Help: policy iteration

I am struggling with the implementation of an (toy) optimization problem using dynamic programming. Although this is not a pure Julia question, I hope someone can help me with this.

Being new to dynamic programming / reinforcement learning I tried to implement Jack’s car rental problem (p. 81 in Sutton/Barto) using policy iteration for my own educational benefit.

The problem is formulated as follows:

Jack’s Car Rental Jack manages two locations for a nationwide car rental company. Each day, some number of customers arrive at each location to rent cars. If Jack has a car available, he rents it out and is credited $10 by the national company. If he is out of cars at that location, then the business is lost. Cars become available for renting the day after they are returned. To help ensure that cars are available where they are needed, Jack can move them between the two locations overnight, at a cost of $2 per car moved. We assume that the number of cars requested and returned at each location are Poisson random variables, meaning that the probability that the number is n is λ^n * e^(−λ) / n!, where λ is the expected number. Suppose λ is 3 and 4 for rental requests at the first and second locations and 3 and 2 for returns. To simplify the problem slightly, we assume that there can be no more than 20 cars at each location (any additional cars are returned to the nationwide company, and thus disappear from the problem) and a maximum of five cars can be moved from one location to the other in one night. We take the discount rate to be γ = 0.9 and formulate this as a continuing finite MDP, where the time steps are days, the state is the number of cars at each location at the end of the day, and the actions are the net numbers of cars moved between the two locations overnight.

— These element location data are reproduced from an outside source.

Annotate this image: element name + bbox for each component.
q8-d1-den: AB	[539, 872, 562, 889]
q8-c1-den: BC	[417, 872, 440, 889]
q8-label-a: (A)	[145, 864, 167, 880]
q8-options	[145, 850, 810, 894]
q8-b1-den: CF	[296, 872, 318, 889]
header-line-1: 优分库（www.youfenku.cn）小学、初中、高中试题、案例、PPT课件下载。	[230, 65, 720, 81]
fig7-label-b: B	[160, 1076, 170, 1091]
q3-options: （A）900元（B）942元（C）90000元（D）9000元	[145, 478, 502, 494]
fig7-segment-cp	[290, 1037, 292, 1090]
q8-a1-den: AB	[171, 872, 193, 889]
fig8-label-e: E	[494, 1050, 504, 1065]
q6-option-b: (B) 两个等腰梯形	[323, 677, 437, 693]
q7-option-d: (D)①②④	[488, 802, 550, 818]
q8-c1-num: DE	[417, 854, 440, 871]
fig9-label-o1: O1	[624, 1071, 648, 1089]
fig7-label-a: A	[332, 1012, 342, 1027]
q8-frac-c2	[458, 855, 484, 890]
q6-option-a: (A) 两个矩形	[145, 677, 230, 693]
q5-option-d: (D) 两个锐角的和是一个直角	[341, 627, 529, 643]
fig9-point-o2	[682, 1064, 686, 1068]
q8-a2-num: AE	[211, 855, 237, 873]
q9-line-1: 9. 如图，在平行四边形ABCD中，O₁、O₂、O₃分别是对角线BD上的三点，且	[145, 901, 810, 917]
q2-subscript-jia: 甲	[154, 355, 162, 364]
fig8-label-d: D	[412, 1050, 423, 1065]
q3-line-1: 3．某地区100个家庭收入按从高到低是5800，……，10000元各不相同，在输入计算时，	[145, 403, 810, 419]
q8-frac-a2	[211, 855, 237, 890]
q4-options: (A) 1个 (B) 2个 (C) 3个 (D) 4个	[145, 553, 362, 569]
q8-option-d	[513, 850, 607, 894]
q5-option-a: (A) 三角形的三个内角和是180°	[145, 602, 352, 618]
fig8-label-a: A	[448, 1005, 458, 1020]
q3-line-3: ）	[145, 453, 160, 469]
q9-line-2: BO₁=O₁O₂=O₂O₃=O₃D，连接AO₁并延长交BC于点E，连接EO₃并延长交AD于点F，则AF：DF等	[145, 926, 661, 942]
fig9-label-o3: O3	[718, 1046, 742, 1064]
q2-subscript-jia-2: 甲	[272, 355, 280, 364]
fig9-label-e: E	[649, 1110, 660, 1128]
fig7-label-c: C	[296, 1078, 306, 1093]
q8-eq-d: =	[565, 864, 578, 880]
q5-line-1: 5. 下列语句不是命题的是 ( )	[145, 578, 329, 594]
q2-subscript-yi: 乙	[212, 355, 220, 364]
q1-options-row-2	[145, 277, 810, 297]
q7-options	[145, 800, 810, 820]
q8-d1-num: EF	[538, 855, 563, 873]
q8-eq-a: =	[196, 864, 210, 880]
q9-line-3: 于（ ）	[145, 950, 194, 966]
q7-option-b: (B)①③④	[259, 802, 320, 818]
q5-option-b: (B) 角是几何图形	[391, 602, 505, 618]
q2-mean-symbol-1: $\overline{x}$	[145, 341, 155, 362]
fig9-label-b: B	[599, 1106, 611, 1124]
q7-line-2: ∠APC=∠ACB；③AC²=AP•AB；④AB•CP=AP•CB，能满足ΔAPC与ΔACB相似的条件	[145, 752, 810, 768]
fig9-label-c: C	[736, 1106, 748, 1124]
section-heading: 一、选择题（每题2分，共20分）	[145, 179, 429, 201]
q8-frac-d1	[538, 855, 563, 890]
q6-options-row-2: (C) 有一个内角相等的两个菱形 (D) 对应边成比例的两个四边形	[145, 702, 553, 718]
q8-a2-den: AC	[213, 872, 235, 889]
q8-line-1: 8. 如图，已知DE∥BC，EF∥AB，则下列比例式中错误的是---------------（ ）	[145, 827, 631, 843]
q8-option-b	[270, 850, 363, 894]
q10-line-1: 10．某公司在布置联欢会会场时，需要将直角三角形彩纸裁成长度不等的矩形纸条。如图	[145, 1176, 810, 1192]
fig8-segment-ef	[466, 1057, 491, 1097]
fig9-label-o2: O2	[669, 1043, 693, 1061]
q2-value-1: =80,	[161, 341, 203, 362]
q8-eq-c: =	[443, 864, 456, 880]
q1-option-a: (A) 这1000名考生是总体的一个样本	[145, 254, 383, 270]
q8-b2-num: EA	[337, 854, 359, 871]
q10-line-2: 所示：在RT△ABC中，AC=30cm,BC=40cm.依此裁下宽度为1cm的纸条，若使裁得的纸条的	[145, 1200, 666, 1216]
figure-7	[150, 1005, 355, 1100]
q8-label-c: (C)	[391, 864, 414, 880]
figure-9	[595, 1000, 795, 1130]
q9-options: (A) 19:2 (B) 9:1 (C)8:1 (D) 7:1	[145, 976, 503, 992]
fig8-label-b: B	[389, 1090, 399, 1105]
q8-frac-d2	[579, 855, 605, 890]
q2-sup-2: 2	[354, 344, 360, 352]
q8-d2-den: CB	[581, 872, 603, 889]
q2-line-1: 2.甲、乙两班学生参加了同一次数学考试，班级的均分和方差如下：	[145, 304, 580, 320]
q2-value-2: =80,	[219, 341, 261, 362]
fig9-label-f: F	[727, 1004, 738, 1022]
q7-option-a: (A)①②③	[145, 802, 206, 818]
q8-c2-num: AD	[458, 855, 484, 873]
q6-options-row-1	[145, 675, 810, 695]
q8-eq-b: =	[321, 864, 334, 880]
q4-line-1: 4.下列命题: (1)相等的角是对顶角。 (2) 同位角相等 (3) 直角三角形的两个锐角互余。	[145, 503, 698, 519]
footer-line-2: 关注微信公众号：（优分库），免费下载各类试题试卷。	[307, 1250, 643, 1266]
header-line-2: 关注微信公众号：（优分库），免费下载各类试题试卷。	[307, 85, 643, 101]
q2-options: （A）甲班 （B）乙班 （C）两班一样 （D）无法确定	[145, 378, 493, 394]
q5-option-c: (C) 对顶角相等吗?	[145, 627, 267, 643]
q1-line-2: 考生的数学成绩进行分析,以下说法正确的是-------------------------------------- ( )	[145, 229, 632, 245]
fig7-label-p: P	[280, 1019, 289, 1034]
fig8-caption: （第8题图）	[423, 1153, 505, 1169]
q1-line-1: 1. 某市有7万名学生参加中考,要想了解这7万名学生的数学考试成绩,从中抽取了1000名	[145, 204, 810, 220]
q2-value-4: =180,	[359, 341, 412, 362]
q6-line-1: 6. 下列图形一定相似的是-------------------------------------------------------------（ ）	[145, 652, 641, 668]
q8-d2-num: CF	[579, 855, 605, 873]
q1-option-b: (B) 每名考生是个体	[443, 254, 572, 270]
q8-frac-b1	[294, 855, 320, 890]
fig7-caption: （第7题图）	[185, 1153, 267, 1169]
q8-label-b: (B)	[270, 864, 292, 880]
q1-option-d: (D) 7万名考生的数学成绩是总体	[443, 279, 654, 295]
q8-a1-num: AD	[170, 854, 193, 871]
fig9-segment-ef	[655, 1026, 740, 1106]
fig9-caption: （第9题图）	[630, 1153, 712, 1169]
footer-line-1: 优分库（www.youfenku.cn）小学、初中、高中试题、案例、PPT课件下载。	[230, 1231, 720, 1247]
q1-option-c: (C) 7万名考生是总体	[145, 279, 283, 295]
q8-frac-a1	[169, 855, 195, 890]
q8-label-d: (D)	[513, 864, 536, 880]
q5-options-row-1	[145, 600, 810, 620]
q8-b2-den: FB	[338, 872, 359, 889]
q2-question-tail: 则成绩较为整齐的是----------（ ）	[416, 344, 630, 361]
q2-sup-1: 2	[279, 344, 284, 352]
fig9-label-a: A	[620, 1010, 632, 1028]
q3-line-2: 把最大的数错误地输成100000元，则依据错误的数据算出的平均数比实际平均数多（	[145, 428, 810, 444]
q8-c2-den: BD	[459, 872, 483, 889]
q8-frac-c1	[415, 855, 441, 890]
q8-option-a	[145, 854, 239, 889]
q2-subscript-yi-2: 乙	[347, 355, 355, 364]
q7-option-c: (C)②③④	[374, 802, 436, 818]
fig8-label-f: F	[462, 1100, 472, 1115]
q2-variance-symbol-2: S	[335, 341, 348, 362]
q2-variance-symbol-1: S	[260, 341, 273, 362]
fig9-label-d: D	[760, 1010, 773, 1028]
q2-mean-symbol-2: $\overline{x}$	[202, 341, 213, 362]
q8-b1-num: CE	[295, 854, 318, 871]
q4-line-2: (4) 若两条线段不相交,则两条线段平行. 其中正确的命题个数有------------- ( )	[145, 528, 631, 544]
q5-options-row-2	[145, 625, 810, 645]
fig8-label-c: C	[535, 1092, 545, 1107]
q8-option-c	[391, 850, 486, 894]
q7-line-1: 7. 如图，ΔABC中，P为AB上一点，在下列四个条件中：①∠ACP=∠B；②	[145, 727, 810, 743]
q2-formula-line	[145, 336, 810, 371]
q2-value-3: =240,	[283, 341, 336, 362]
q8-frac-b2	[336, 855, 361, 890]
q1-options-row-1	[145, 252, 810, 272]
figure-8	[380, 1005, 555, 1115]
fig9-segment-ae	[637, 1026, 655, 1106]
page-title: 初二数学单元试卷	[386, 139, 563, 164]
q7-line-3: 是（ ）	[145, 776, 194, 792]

Having read the relevant chapters of the wonderful (draft) book from Kochenderfer/Wheeler/Wray I tried to implement the problem using their proposed algorithms for policy iteration. (Note: the book is a wonderful example of how to express algorithms in code using Julia!)

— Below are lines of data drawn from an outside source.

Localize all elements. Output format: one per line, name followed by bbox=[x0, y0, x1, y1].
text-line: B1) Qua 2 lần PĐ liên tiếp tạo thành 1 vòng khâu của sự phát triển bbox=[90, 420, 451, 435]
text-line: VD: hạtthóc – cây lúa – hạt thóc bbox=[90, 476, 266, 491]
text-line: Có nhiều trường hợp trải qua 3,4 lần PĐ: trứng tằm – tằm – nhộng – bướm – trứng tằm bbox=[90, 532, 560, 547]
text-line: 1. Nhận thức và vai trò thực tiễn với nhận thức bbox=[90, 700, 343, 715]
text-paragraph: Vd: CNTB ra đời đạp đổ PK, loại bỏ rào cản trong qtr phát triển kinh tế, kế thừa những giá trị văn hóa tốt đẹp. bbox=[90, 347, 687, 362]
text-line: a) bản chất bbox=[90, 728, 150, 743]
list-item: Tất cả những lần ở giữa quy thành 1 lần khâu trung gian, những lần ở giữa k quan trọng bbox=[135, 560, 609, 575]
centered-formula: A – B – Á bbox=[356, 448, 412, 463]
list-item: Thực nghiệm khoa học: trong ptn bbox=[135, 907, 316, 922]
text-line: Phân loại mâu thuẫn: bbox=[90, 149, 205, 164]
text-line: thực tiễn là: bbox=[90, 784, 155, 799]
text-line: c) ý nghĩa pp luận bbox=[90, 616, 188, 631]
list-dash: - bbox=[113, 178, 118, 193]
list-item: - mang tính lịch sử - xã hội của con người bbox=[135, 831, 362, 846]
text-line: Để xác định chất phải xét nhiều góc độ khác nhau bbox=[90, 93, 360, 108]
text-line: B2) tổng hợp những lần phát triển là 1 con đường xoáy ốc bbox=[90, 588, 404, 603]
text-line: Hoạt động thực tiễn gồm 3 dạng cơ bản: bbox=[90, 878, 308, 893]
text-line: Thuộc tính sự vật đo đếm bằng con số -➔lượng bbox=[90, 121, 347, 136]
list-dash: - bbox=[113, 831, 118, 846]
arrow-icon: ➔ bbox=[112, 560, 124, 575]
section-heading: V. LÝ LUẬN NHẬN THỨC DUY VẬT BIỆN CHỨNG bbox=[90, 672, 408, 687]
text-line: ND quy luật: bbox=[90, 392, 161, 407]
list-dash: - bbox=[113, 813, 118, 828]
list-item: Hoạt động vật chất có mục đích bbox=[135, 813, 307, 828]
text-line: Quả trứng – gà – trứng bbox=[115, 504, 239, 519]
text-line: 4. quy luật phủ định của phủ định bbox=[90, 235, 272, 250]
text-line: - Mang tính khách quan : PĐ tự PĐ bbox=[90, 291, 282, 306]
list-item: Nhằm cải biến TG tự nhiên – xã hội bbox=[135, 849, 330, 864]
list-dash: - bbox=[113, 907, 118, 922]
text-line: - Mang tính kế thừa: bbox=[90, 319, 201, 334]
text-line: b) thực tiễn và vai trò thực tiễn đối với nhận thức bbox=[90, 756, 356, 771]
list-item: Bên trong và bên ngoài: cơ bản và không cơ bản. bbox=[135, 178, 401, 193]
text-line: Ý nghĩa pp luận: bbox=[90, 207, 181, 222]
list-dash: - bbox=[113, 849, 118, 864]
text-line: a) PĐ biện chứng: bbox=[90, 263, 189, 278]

My problem is as follows: I am able to solve the problem in Julia in general (using some very hacky for loops etc.). However, I am not able to solve the problem using the algorithm from Kochenderfer et al.

My main struggle is to correctly specify the probability for moving to state s´ when being in state s and taking action a (Note: this probability is called T(s, a, s`) in Kochenderfer et al and P(s´, a, s) in Sutton/Barto).

I know that my function T(s, a, s´) must be incorrect because if I apply it for all possible s´ it does not sum up to 1. However, maybe there are other issues with my code.

I would greatly appreciate any help / suggestion on my code.

Code is here: here

If this question is inappropriate for this forum, please let me know.

Thanks to anyone willing to help me!